Telangiektasis merupakan sebuah kondisi melebarnya pembuluh darah kecil yang berada di permukaan kulit. Kondisi ini dapat menyebabkan kulit wajah memiliki garis halus berwarna merah atau kebiruan dengan pola seperti jaring. Telangiektasis umumnya muncul pada area pipi, mata, atau hidung, dan kerap terjadi pada seseorang yang memiliki kulit berwarna putih. Agar terhindar dari masalah ini, jangan lupa untuk menggunakan tabir surya setiap hari, ya! Selain disebabkan oleh paparan sinar matahari yang terlalu lama, kondisi ini juga dapat disebabkan oleh faktor genetik, usia, atau kecanduan alkohol.

Memicu penuaan dini

Seiring dengan bertambahnya usia, kulit kita juga akan mengalami penuaan. Namun, kondisi ini dapat terjadi lebih cepat akibat beberapa faktor. Salah satunya, paparan sinar matahari. Sebuah penelitian menunjukkan bahwa 90% penuaan kulit yang terjadi pada seseorang disebabkan oleh matahari. Dengan menggunakan tabir surya yang memiliki SPF minimal 15, kamu bisa mengurangi penuaan kulit sebanyak 24%.

Baca juga: Ketahui Cara Menggunakan dan Memilih Sunscreen yang Tepat

Risiko Lain yang Perlu Diketahui

Sunscreen/mlg
Mengaplikasikan Ulang Sunscreen/copyright shutterstock

Menyebabkan munculnya flek hitam atau sunspot

Sunspot merupakan flek berwarna kecokelatan yang muncul pada area wajah yang terpapar matahari. Umumnya, kondisi ini baru muncul di usia 40 tahun. Namun, kemunculannya tergolong bervariasi, tergantung sebanyak apa paparan matahari yang diterima seseorang. Sebenarnya sunspot tidak berbahaya dan tidak perlu dihilangkan, tetapi banyak perempuan yang memilih untuk menghilangkannya demi alasan kecantikan.

Menimbulkan jerawat

Paparan matahari dapat menyebabkan kulit kering dan dehidrasi. Nah, saat kulit menjadi kering, kelenjar minyak akan memproduksi minyak secara berlebih dan memicu terbentuknya blemish. Selain itu, sinar matahari juga dapat memicu tumbuhnya jerawat Aestivalis. Jenis jerawat ini umumnya muncul antara usia 25 hingga 40 tahun, dan merupakan reaksi yang muncul akibat reaksi bahan kimia dan sinar matahari.
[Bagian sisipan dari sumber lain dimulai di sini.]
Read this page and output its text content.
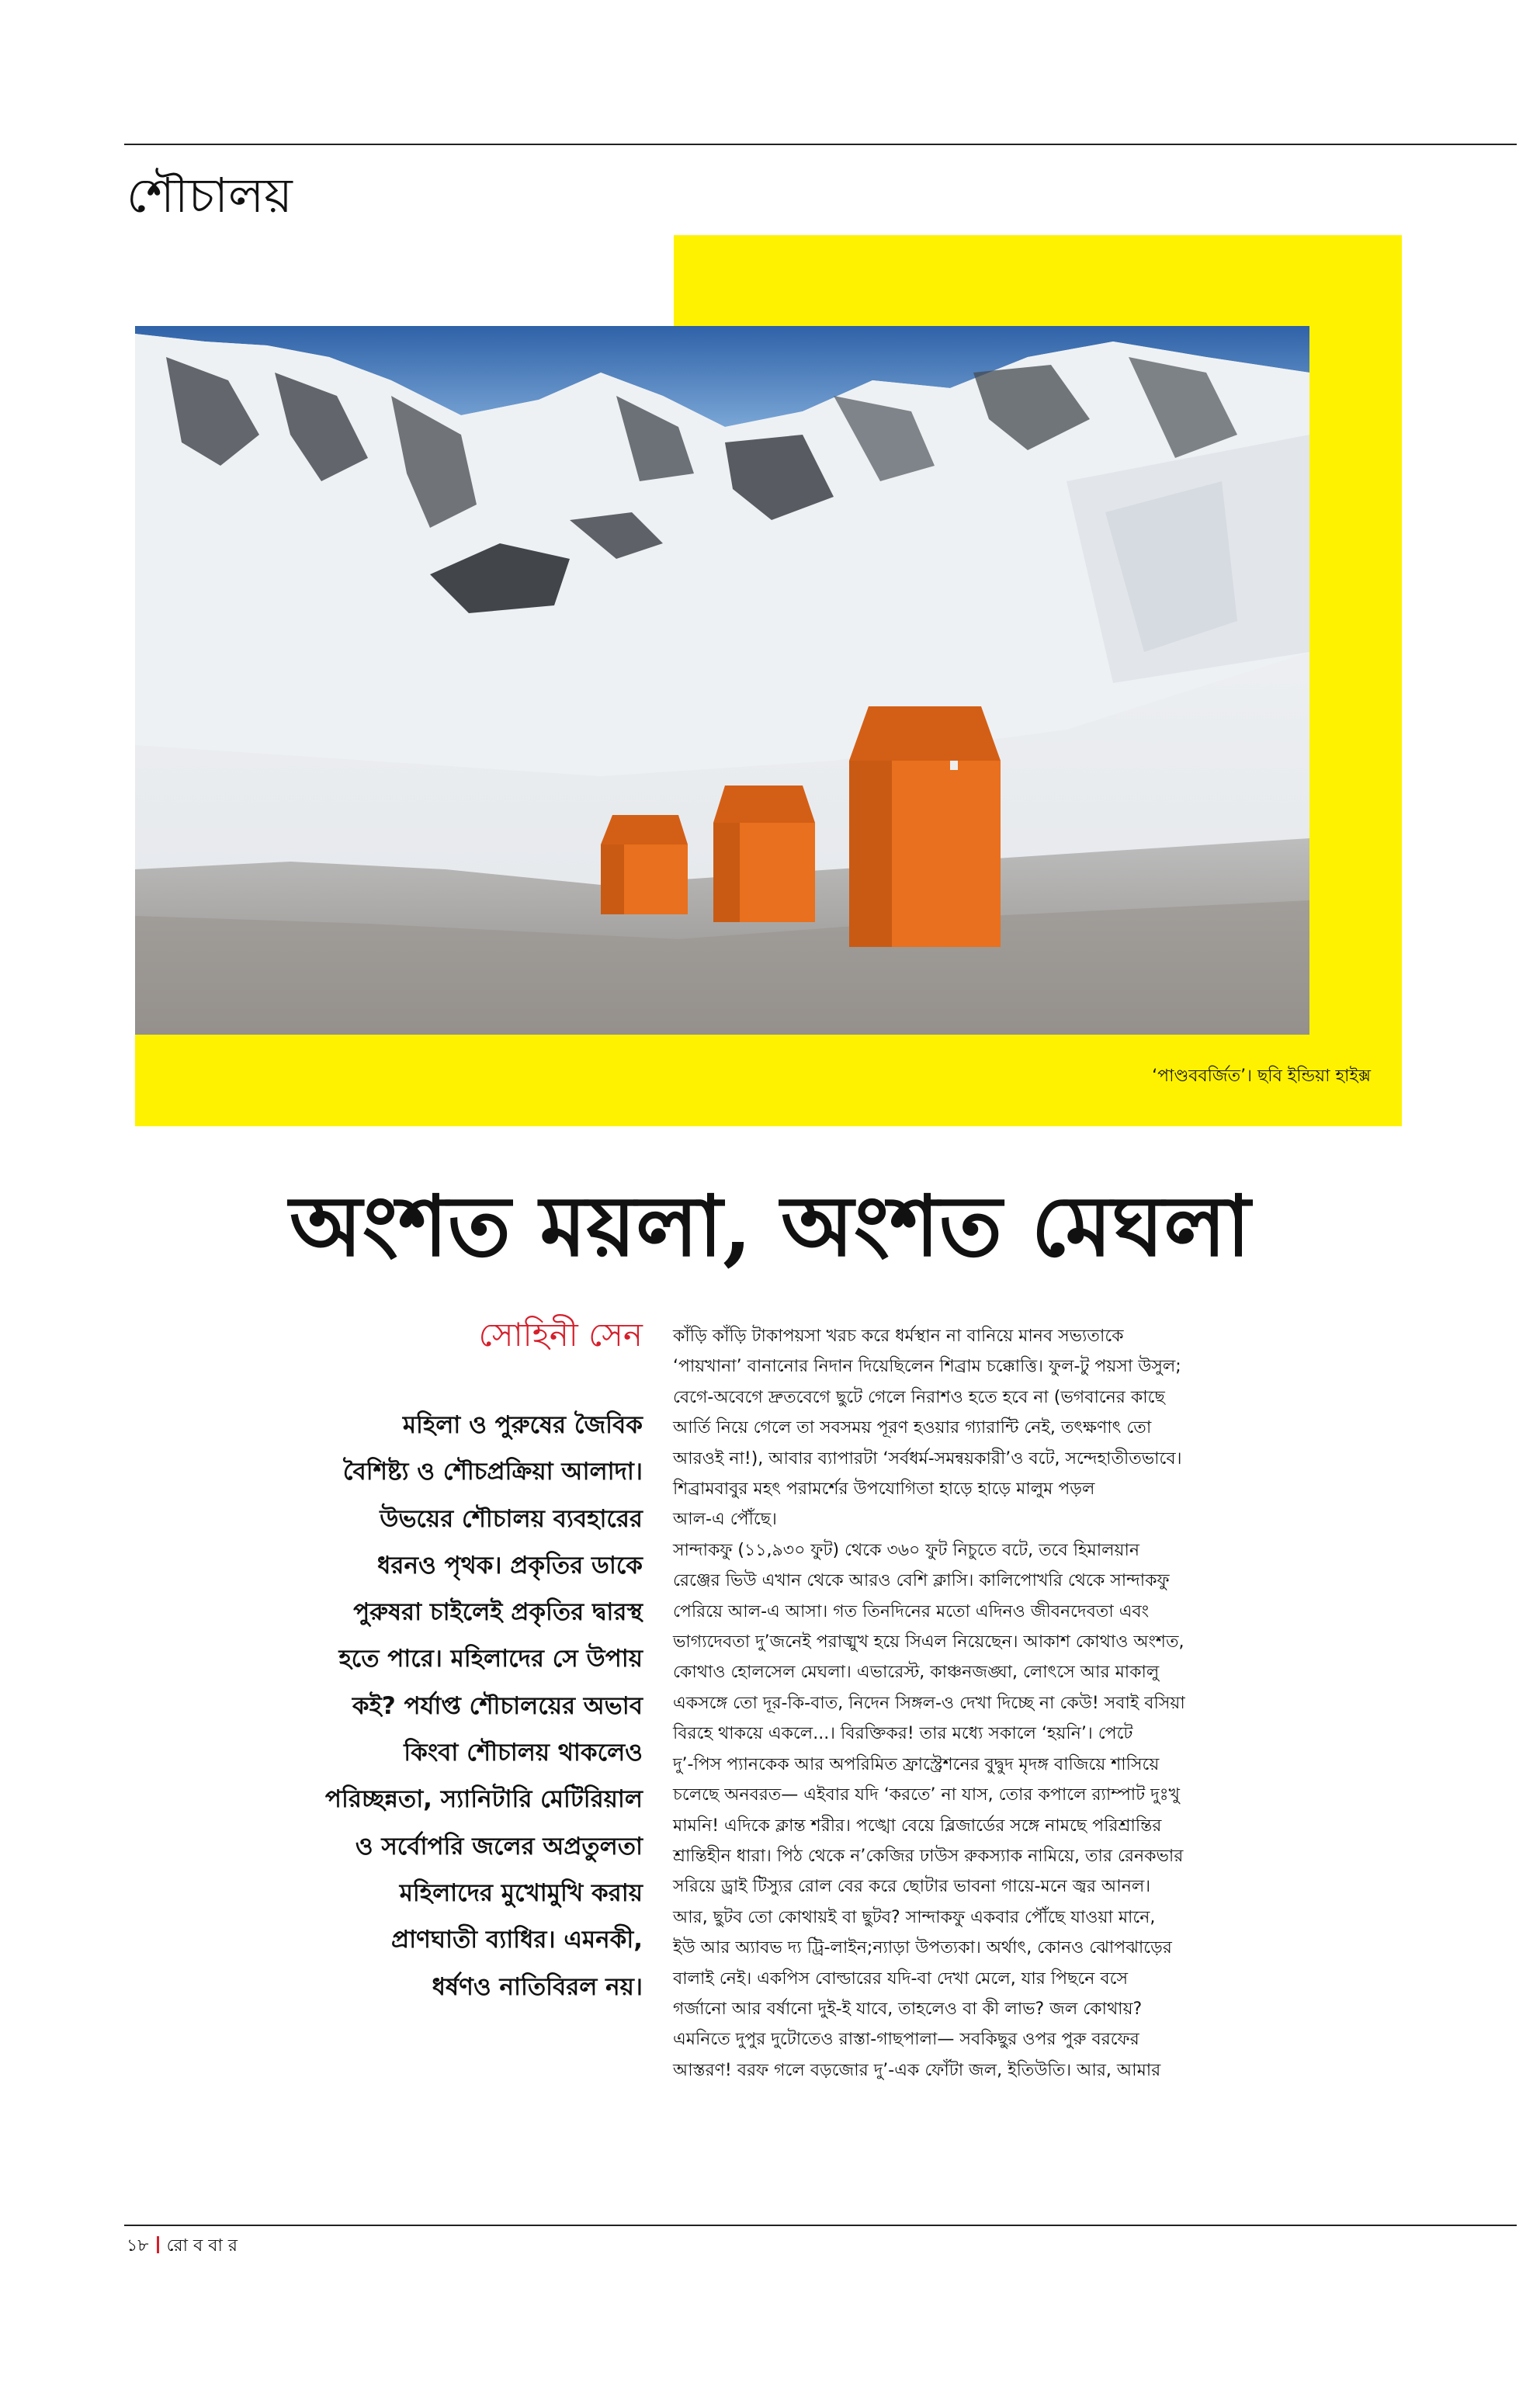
শৌচালয়
‘পাণ্ডববর্জিত’। ছবি ইন্ডিয়া হাইক্স
অংশত ময়লা, অংশত মেঘলা
সোহিনী সেন
মহিলা ও পুরুষের জৈবিক
বৈশিষ্ট্য ও শৌচপ্রক্রিয়া আলাদা।
উভয়ের শৌচালয় ব্যবহারের
ধরনও পৃথক। প্রকৃতির ডাকে
পুরুষরা চাইলেই প্রকৃতির দ্বারস্থ
হতে পারে। মহিলাদের সে উপায়
কই? পর্যাপ্ত শৌচালয়ের অভাব
কিংবা শৌচালয় থাকলেও
পরিচ্ছন্নতা, স্যানিটারি মেটিরিয়াল
ও সর্বোপরি জলের অপ্রতুলতা
মহিলাদের মুখোমুখি করায়
প্রাণঘাতী ব্যাধির। এমনকী,
ধর্ষণও নাতিবিরল নয়।
কাঁড়ি কাঁড়ি টাকাপয়সা খরচ করে ধর্মস্থান না বানিয়ে মানব সভ্যতাকে
‘পায়খানা’ বানানোর নিদান দিয়েছিলেন শিব্রাম চক্কোত্তি। ফুল-টু পয়সা উসুল;
বেগে-অবেগে দ্রুতবেগে ছুটে গেলে নিরাশও হতে হবে না (ভগবানের কাছে
আর্তি নিয়ে গেলে তা সবসময় পূরণ হওয়ার গ্যারান্টি নেই, তৎক্ষণাৎ তো
আরওই না!), আবার ব্যাপারটা ‘সর্বধর্ম-সমন্বয়কারী’ও বটে, সন্দেহাতীতভাবে।
শিব্রামবাবুর মহৎ পরামর্শের উপযোগিতা হাড়ে হাড়ে মালুম পড়ল
আল-এ পৌঁছে।
সান্দাকফু (১১,৯৩০ ফুট) থেকে ৩৬০ ফুট নিচুতে বটে, তবে হিমালয়ান
রেঞ্জের ভিউ এখান থেকে আরও বেশি ক্লাসি। কালিপোখরি থেকে সান্দাকফু
পেরিয়ে আল-এ আসা। গত তিনদিনের মতো এদিনও জীবনদেবতা এবং
ভাগ্যদেবতা দু’জনেই পরাঙ্মুখ হয়ে সিএল নিয়েছেন। আকাশ কোথাও অংশত,
কোথাও হোলসেল মেঘলা। এভারেস্ট, কাঞ্চনজঙ্ঘা, লোৎসে আর মাকালু
একসঙ্গে তো দূর-কি-বাত, নিদেন সিঙ্গল-ও দেখা দিচ্ছে না কেউ! সবাই বসিয়া
বিরহে থাকয়ে একলে...। বিরক্তিকর! তার মধ্যে সকালে ‘হয়নি’। পেটে
দু’-পিস প্যানকেক আর অপরিমিত ফ্রাস্ট্রেশনের বুদ্বুদ মৃদঙ্গ বাজিয়ে শাসিয়ে
চলেছে অনবরত— এইবার যদি ‘করতে’ না যাস, তোর কপালে র‌্যাম্পাট দুঃখু
মামনি! এদিকে ক্লান্ত শরীর। পঙ্খো বেয়ে ব্লিজার্ডের সঙ্গে নামছে পরিশ্রান্তির
শ্রান্তিহীন ধারা। পিঠ থেকে ন’কেজির ঢাউস রুকস্যাক নামিয়ে, তার রেনকভার
সরিয়ে ড্রাই টিস্যুর রোল বের করে ছোটার ভাবনা গায়ে-মনে জ্বর আনল।
আর, ছুটব তো কোথায়ই বা ছুটব? সান্দাকফু একবার পৌঁছে যাওয়া মানে,
ইউ আর অ্যাবভ দ্য ট্রি-লাইন;ন্যাড়া উপত্যকা। অর্থাৎ, কোনও ঝোপঝাড়ের
বালাই নেই। একপিস বোল্ডারের যদি-বা দেখা মেলে, যার পিছনে বসে
গর্জানো আর বর্ষানো দুই-ই যাবে, তাহলেও বা কী লাভ? জল কোথায়?
এমনিতে দুপুর দুটোতেও রাস্তা-গাছপালা— সবকিছুর ওপর পুরু বরফের
আস্তরণ! বরফ গলে বড়জোর দু’-এক ফোঁটা জল, ইতিউতি। আর, আমার
১৮ রো ব বা র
Baca juga: Sudah Menggunakan Sunscreen Namun Tetap Mengalami Sunburn? Mungkin Ini Penyebabnya

Meningkatkan risiko kanker kulit

Tahukah kamu? Kanker kulit merupakan salah satu jenis kanker dengan jumlah kasus tertinggi. Bahkan di Amerika Serikat, jumlah kasus kanker kulit lebih tinggi dibandingkan dengan jumlah kasus kanker lainnya. Kanker kulit juga tergolong mematikan, sehingga tidak boleh disepelekan. Dengan menggunakan tabir surya setiap hari, kamu dapat mengurangi risiko menderita kanker kulit, lho!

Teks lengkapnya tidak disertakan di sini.